For small molecules (4 qubits), the overhead of CPU-GPU data transfer outweighs the computational benefit. Peak speedup occurs at 10 qubits (BeH2), where the state vector is large enough to saturate GPU parallelism. For larger molecules (12 qubits), the speedup remains significant but stabilizes as memory bandwidth becomes the limiting factor.

Grouped bar chart showing iteration times for CPU, GTX 1060, and GTX 1050 Ti across six molecules
Figure 1. Average iteration time per molecule across CPU and GPU configurations, showing how speedup scales with molecular complexity.

Impact of Basis Set Complexity

GPU acceleration benefits depend heavily on computational complexity. The figures below illustrate this: a small basis set with a derivative-free optimizer shows no GPU benefit, while a larger basis set with a gradient-based optimizer shows dramatic speedup.

Bar chart showing 0.95x GPU speedup for LiH with STO-3G basis set and COBYLA optimizer
Figure 2. LiH, STO-3G, COBYLA — 0.95x. Derivative-free optimizer with a small basis set produces too little computational work; GPU transfer overhead negates any benefit.
Bar chart showing 1.81x and 1.74x overall GPU speedup with STO-3G basis set and L-BFGS-B optimizer
Figure 3. STO-3G, L-BFGS-B (averaged across all molecules) — 1.81x (GTX 1060) and 1.74x (GTX 1050 Ti). Switching to a gradient-based optimizer increases per-iteration work enough for moderate GPU speedup.
Bar chart showing 4.08x and 3.53x GPU speedup for H2 with cc-pVDZ basis set
Figure 4. H₂, cc-pVDZ, L-BFGS-B — 4.08x (GTX 1060) and 3.53x (GTX 1050 Ti). The larger basis set produces enough computational work for GPU parallelism to dominate.

GPU acceleration becomes increasingly beneficial as problem complexity grows. With cc-pVDZ (206 s/iteration on CPU vs 51 s on GTX 1060), a simulation requiring 7 days on CPU completes in under 2 days on GPU.

Troubleshooting

For general GPU and Docker troubleshooting (driver installation, container toolkit configuration, runtime issues), see the NVIDIA Container Toolkit troubleshooting guide.

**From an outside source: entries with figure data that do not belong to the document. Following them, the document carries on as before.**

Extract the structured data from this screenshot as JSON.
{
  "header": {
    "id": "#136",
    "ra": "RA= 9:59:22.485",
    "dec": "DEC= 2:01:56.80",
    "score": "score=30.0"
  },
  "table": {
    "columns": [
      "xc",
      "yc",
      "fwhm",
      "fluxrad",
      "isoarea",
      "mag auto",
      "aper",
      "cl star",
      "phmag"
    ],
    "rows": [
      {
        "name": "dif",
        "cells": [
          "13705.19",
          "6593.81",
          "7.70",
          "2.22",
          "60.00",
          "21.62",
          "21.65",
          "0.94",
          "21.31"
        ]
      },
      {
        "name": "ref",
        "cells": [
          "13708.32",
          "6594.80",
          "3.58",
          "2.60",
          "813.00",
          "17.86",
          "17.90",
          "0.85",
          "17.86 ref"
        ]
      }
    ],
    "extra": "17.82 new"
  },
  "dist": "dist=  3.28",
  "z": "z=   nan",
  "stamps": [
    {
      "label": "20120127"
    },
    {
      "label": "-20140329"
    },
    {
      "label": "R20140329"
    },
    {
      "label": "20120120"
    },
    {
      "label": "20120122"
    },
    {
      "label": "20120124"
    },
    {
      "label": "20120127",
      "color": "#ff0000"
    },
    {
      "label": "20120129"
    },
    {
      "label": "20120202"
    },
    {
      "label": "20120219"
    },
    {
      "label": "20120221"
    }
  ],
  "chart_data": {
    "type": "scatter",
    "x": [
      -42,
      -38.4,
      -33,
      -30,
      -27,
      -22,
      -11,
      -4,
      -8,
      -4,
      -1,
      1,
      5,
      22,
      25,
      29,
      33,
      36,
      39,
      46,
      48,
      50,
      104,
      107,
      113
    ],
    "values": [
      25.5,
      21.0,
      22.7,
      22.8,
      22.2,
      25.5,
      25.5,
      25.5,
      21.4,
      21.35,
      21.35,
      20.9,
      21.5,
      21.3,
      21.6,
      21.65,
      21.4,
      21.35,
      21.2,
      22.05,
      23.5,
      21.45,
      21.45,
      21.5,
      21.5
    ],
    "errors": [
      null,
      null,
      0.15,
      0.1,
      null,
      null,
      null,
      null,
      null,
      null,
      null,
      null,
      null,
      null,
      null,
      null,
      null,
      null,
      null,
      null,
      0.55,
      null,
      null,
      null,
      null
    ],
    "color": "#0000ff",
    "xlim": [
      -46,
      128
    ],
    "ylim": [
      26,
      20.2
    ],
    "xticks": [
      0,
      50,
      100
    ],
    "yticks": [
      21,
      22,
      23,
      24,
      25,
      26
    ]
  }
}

Out of Memory: The state vector size doubles with each additional qubit. For a 4 GB GPU, the practical limit is approximately 28 qubits with statevector simulation.

Qiskit Aer GPU Build: Ensure the AER_CUDA_ARCH flag in the Dockerfile matches your target GPU architecture. Mismatched flags produce builds that fail to compile or fail at runtime with CUDA error: no kernel image is available.